Minister compromised by Sportsbet donations
Communications Minister Michelle Rowland accepted a large donation from Sportsbet while in Opposition. Photo: AAP
I have no sympathy for Michelle Rowland in her persecution over accepting almost $20,000 in donations from betting and gambling behemoth, Sportsbet, before the last election.
Sportsbet was then, and is now, a leader in the industry she, as the prospective federal minister, would be responsible for regulating.
After the May election she was confirmed as Communications Minister, and she did indeed assume responsibility for helping determine what policies the Albanese government would adopt to control gambling – and Sportsbet’s commercial health.
There has been some debate about whether she had a conflict of interest – after all, she was only a shadow minister when the gifts were provided to her campaign and therefore the ministerial code of conduct did not apply.
Nor is there any kind of code of conduct affecting ordinary MPs in relation to donations – only the laws that prescribe what donations must be declared to the Electoral Commission and by whom.
But that debate over what conflict she might have had misses the point.
What is problematic for her is that she has a perceived conflict of interest now, or at least she will have whenever she makes a decision affecting the betting industry, or makes a submission to cabinet or takes part in a debate and decision making in cabinet.
She has an actual conflict of interest, just as Scott Morrison’s minister Bridget McKenzie had when, as a member of a gun club, she allocated it funds during the sports rorts affair.
A perceived conflict of interest and what would probably be judged as an actual conflict, in either case disqualifying her from being part of any decision-making process that affects Sportsbet, even to the extent of requiring her not to take part in any discussions by her cabinet colleagues on such matters.
Incidentally, McKenzie’s grant was worth $36,000. Any decision affecting Sportsbet – including a decision not to change the current regulatory environment affecting betting – would be worth millions.
That conflict may occur at some time in the future, either when Ms Rowland makes some ministerial determination that affects the betting and gaming industry, or when she seeks cabinet changes.
For the moment, it is a problem waiting to engulf and destroy her if she does not distance herself from any matter that affects Sportsbet and its commercial activities.
Bridget McKenzie quit the front bench and resigned as deputy Nationals leader after the so-called ‘sports rorts’ affair. Photo: AAP
She has carelessly (one assumes) built a conflict of interest into the performance of her portfolio responsibilities, preventing her from fully exercising its powers and obligations.
But Ms Rowland’s conflict of interest problem should not prevent us seeing the bigger picture – political parties of all stripes readily accept, and are known to court, donations from industries and interest groups that government is required to regulate, supervise and control.
Few who accept political donations don’t owe a debt of some kind to their beneficiaries – even when they are assured that no quo is required for their quid.
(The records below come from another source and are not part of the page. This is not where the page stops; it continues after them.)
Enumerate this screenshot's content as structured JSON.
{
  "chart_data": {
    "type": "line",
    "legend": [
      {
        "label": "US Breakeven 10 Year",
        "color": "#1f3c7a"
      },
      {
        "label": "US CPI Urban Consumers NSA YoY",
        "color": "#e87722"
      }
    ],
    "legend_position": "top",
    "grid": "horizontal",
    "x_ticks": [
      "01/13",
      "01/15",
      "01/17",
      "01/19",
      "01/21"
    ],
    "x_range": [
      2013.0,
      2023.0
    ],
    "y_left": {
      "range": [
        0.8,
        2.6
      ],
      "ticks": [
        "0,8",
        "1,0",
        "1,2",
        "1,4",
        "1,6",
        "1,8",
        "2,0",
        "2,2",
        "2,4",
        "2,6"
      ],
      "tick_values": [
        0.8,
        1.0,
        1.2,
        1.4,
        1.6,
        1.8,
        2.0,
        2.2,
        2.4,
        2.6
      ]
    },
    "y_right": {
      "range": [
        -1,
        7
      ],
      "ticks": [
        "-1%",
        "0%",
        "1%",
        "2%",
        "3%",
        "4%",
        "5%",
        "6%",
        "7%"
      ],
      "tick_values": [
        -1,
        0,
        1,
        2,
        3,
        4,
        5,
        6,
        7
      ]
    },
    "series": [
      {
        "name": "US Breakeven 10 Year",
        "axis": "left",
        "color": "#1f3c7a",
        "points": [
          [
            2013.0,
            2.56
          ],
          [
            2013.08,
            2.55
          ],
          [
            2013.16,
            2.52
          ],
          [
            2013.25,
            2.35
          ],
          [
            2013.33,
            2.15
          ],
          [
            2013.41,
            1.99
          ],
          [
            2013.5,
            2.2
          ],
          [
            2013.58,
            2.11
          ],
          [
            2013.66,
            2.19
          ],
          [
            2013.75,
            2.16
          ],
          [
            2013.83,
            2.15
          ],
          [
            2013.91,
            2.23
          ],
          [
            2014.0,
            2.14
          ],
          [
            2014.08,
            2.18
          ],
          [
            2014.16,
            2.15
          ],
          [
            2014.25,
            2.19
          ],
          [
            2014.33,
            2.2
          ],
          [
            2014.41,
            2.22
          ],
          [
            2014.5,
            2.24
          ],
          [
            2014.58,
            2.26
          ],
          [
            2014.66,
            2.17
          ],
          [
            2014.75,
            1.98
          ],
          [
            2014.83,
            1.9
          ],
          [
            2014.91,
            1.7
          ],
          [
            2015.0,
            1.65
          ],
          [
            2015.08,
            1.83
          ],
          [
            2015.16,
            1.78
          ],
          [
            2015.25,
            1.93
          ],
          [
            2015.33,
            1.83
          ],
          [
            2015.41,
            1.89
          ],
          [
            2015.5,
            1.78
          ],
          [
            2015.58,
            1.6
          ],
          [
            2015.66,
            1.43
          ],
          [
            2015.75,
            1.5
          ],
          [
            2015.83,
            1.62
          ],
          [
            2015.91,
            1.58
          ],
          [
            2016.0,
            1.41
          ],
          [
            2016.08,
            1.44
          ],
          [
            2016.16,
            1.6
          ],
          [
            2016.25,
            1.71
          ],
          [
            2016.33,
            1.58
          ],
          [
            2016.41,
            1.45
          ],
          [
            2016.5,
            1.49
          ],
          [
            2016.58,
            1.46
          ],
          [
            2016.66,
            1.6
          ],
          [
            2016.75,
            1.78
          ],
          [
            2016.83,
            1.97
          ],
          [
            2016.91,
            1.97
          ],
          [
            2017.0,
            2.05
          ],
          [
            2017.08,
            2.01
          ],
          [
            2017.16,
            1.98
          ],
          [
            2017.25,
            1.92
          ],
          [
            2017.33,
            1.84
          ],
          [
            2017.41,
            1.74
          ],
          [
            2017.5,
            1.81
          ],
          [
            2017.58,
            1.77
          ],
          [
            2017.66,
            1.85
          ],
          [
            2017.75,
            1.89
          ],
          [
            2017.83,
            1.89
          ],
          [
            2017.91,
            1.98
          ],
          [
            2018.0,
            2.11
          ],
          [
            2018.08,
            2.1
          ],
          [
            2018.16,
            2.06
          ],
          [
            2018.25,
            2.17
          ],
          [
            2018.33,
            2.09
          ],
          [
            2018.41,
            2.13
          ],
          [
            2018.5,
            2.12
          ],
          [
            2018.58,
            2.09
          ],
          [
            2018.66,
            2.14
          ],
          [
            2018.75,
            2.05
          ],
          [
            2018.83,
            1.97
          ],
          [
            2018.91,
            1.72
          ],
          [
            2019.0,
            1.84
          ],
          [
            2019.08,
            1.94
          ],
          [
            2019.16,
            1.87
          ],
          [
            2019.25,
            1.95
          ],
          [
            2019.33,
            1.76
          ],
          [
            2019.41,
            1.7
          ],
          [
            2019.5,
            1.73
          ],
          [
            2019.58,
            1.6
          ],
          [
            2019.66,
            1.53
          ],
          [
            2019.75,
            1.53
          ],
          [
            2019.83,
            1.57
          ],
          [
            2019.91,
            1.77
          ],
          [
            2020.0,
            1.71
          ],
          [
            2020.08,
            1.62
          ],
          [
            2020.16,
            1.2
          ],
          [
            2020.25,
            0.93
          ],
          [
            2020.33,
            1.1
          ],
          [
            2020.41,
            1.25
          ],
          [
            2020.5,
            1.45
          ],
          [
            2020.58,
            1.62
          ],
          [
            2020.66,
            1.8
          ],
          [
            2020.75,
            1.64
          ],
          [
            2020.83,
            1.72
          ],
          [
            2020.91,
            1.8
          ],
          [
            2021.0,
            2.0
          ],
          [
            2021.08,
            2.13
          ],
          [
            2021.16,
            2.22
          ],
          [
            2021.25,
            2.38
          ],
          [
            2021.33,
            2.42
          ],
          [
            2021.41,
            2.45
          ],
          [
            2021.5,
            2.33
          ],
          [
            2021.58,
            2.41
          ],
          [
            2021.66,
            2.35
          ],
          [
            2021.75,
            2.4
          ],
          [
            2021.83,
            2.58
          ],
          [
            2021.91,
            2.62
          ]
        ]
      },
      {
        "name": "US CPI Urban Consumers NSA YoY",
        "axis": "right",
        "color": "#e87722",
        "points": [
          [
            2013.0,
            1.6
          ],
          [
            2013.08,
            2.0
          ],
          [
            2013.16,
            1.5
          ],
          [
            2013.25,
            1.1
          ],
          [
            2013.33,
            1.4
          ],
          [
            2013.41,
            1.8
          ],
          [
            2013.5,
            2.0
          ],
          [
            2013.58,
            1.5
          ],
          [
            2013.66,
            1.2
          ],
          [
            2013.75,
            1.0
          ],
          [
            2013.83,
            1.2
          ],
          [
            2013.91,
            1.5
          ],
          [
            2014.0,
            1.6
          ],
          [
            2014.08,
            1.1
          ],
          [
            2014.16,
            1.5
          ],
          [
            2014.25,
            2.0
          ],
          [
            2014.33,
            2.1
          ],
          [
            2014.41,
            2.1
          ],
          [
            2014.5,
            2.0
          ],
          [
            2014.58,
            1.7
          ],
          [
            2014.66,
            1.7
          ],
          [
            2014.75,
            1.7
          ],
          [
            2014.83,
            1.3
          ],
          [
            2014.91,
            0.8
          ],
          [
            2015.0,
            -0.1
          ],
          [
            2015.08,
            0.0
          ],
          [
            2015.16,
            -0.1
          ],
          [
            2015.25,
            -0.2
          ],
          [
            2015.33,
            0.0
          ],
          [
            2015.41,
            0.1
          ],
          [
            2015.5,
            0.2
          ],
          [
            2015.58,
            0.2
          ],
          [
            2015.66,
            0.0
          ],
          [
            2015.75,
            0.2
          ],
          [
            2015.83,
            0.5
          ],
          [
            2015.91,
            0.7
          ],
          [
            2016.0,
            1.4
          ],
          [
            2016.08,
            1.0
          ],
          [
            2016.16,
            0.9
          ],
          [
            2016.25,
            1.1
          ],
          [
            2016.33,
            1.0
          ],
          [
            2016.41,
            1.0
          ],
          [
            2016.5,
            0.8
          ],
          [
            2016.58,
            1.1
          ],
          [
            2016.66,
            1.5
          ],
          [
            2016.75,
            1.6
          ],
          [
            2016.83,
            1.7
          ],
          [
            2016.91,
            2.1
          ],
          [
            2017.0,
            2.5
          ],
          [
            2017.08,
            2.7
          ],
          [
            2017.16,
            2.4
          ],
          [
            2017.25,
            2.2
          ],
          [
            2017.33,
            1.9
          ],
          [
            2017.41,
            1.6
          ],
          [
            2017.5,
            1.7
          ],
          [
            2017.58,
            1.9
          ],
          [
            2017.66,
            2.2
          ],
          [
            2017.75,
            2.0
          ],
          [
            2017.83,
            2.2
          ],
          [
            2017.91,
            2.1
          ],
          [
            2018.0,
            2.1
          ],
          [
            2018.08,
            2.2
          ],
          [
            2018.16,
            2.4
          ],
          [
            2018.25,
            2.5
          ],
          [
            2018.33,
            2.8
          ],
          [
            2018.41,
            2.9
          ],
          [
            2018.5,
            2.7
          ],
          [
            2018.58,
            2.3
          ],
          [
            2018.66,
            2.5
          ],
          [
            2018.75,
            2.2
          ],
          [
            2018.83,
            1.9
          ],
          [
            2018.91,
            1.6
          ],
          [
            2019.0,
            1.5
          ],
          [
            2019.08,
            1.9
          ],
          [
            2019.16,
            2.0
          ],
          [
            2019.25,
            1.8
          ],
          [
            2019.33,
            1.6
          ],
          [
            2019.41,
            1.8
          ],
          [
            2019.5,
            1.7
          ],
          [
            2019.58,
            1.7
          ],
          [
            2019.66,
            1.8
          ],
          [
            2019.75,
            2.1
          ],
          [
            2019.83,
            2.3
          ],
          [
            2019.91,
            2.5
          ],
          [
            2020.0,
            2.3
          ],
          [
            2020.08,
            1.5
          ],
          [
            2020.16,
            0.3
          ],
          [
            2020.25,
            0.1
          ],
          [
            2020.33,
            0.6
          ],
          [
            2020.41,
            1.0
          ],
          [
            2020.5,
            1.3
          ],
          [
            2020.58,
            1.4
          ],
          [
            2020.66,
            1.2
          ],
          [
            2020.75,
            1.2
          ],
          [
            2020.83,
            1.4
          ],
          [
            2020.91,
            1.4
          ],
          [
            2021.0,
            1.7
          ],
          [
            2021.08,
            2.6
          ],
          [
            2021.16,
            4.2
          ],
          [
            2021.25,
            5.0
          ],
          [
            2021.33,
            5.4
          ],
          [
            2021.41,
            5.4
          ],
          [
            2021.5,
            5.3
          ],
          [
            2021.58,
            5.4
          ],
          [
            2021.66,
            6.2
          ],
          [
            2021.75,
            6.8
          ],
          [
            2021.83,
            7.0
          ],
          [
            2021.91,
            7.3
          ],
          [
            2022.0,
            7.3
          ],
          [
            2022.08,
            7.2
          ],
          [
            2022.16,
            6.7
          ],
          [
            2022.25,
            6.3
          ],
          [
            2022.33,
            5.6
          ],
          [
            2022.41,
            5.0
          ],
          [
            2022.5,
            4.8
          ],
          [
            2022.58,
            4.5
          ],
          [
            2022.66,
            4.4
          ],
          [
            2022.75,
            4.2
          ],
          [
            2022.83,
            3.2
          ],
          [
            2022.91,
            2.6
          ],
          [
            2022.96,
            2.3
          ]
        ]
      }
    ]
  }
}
Even the sanctified ‘teals’ have obligations to their benefactors.
The fact that their benefactors want to deliver public ‘goods’, like resisting climate change, doesn’t alter the fact that the ‘teals’ have put themselves into a position of having perceived or actual ‘conflict of interests’.
That applies even where their supporters and perhaps a majority of the voting public consider their actions to resist climate change and improve government accountability as generally to be in the public interest.
Most donors, however, represent very narrow and generally commercial interests.
Although many proclaim that the financial support they provide to candidates or political parties is intended to benefit the political process – enabling one party, and sometimes opposing political interests to fully participate in the electoral battle for votes – an obligation nevertheless arises.
Parties or candidates are compromised when they accept substantial donations from anyone or any commercial entity that stands to benefit from decisions or actions of the elected government.
It’s worse when that obligation is hidden from public view because the electoral laws permit quite large donations and their donors from becoming public knowledge.
Some improvements are on the way. Labor is apparently committed to reducing the disclosure level from more than $15,000 down to $1000. It should go further and follow the New South Wales lead both to ban outright donations from specific groups of donors such as developers and to put limits on the total amount that individuals, companies and other business entities can gift to political parties and candidates.
In the meantime, if a minister has been naïve enough or silly enough to accept donations that put them in a conflict of interest situation, they are probably unlikely to recognise they really don’t deserve to hold a ministerial post.
It’s up to the Prime Minister to set standards, and to enforce them.
David Solomon is a former legal and political correspondent. He has degrees in arts and law and a Doctorate of Letters. He was Queensland Integrity Commissioner from 2009 to 2014.